Tra le confortanti note positive per l’agricoltura ai tempi del coronavirus (di cui abbiamo parlato qui) ne emergono due negative (non a caso, i lavoratori agricoli rientrano tra le categorie che hanno diritto all’indennità di 600 euro prevista nel decreto Cura Italia). La prima è che alcuni contadini, e non solo, basano i loro introiti sulla vendita a ristoranti e hotel. La seconda riguarda specialmente le medie/grandi imprese e tutti coloro che, senza troppi giri di parole, non rispettano la legge: la mancanza di manodopera stagionale.
Consegne a domicilio: così ristoranti e agricoltori possono sopravvivere. Scelta saggia anche per il futuro?
La ristorazione e il turismo sono forse i due settori che più stanno subendo la crisi. Sempre più ristoratori, infatti, si stanno attrezzando e stanno avviando il loro servizio di consegna a domicilio, il famigerato delivery per i gastro-anglofoni. Un’iniziativa che tampona le ferite di tutti i contadini, e non solo, che vendevano i loro prodotti alla ristorazione. Addirittura il ristorante Retrobottega a Roma ha avviato la consegna a domicilio dei prodotti vegetali (e tanto altro) dei loro fornitori. Un’ottima soluzione per mantenere vivo il rapporto fiduciario che lega agricoltura locale, cucina e consumatore.

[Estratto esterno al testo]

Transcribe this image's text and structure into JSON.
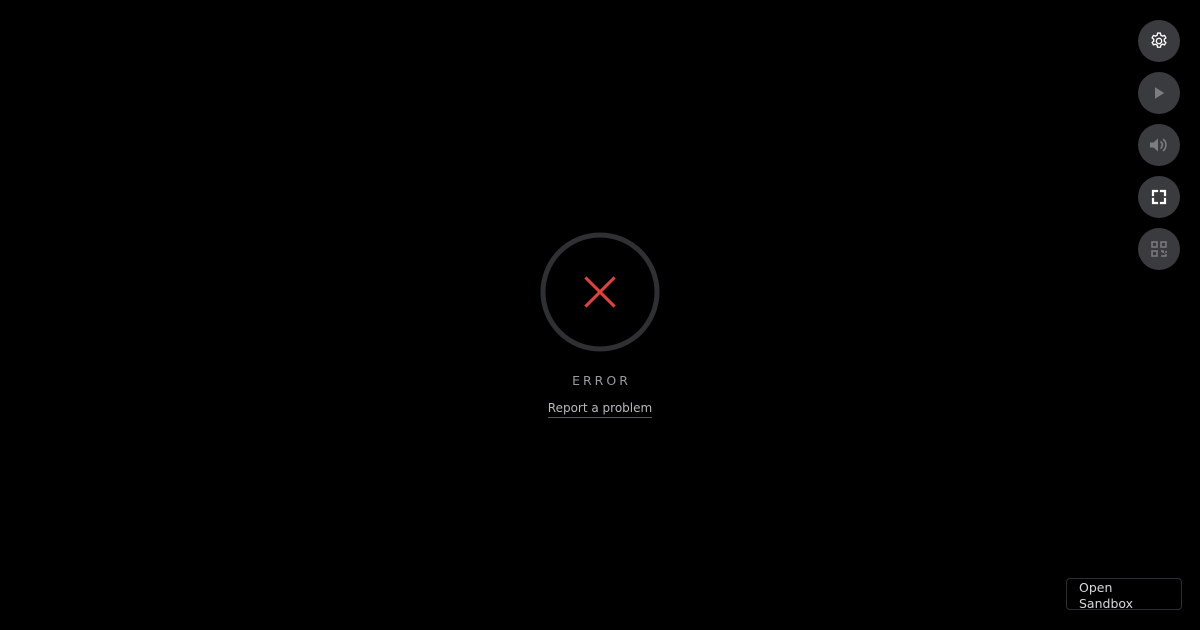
{
  "status": {
    "label": "ERROR",
    "link_text": "Report a problem"
  },
  "controls": [
    {
      "name": "settings",
      "icon": "gear-icon",
      "enabled": true
    },
    {
      "name": "play",
      "icon": "play-icon",
      "enabled": false
    },
    {
      "name": "volume",
      "icon": "volume-icon",
      "enabled": false
    },
    {
      "name": "fullscreen",
      "icon": "fullscreen-icon",
      "enabled": true
    },
    {
      "name": "qr",
      "icon": "qr-code-icon",
      "enabled": false
    }
  ],
  "footer": {
    "open_sandbox_label": "Open Sandbox"
  },
  "colors": {
    "background": "#000000",
    "ring": "#2f3034",
    "error_cross": "#e8403a",
    "button_bg": "#3a3b3f",
    "icon_enabled": "#ffffff",
    "icon_disabled": "#7c7d81"
  }
}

Il delivery è dunque in grande fermento, talmente tanto che se ne inizia a parlare come il futuro del commercio e della ristorazione; per ora ben venga, attenzione però a non farsi prendere troppo la mano dalla voglia di restare a casa. Andare al mercato per acquistare la verdura dal contadino, in enoteca lasciandosi consigliare dal proprietario, fino alla cena al ristorante vissuta come esperienza, sono, nella loro semplicità, dei forti momenti di socializzazione e aggregazione da preservare e da cui ripartire.
Allarme manodopera: i numeri e una riflessione sulle soluzioni
La mancanza di manodopera stagionale può essere scomposta in due problemi: il primo è che, come ha annunciato Coldiretti, i braccianti regolarmente provenienti dall’estero ogni anno sono 370mila e svolgono il 27% delle giornate lavorative necessarie al settore; il secondo riguarda tutti lavoratori a nero o peggio schiavi del caporalato, extracomunitari nella maggior parte dei casi, sottopagati e sfruttati. Quindi, si rischia la perdita di una parte del raccolto con conseguenze disastrose a livello economico.
La stessa Coldiretti ha invitato gli stati europei ad aprire le frontiere, mentre Confagricoltura propone ricerca di forza lavoro tra coloro che ora usufruiscono del reddito di cittadinanza, con una temporanea sospensione di quest’ ultimo. Allora l’invito è allargato a tutti coloro che si trovano rinchiusi nelle mura domestiche, studenti, cassaintegrati o disoccupati. A questo punto, però, viene da chiedersi: possibile che, con tutti i disoccupati in Italia, 370 mila persone vengano regolarmente dall’estero ogni anno per lavorare? Forse la colpa è degli italiani che non vogliono più fare questi lavori, o dei contratti collettivi nazionali che non garantiscono un salario minimo adeguato, o ancora di chi sfrutta gli extracomunitari abbassando il costo del lavoro. Forse è colpa un po’ di tutti. Tuttavia, la cosa sconcertate è di aver trovato la soluzione al caporalato e al lavoro in nero semplicemente con il controllo degli spostamenti; peccato il momento sbagliato. Certo è che è arrivato il momento di regolarizzare in maniera tempestiva e seria i braccianti irregolari e di togliere ai caporali il controllo dei territori, per garantire la sopravvivenza del comparto e un salario adeguato a tutti gli addetti ai lavori.
Oggi ci chiediamo se da questa situazione possiamo trarne qualche beneficio. Speriamo un domani di poter dire: serviva veramente il Coronavirus per risolvere questi problemi?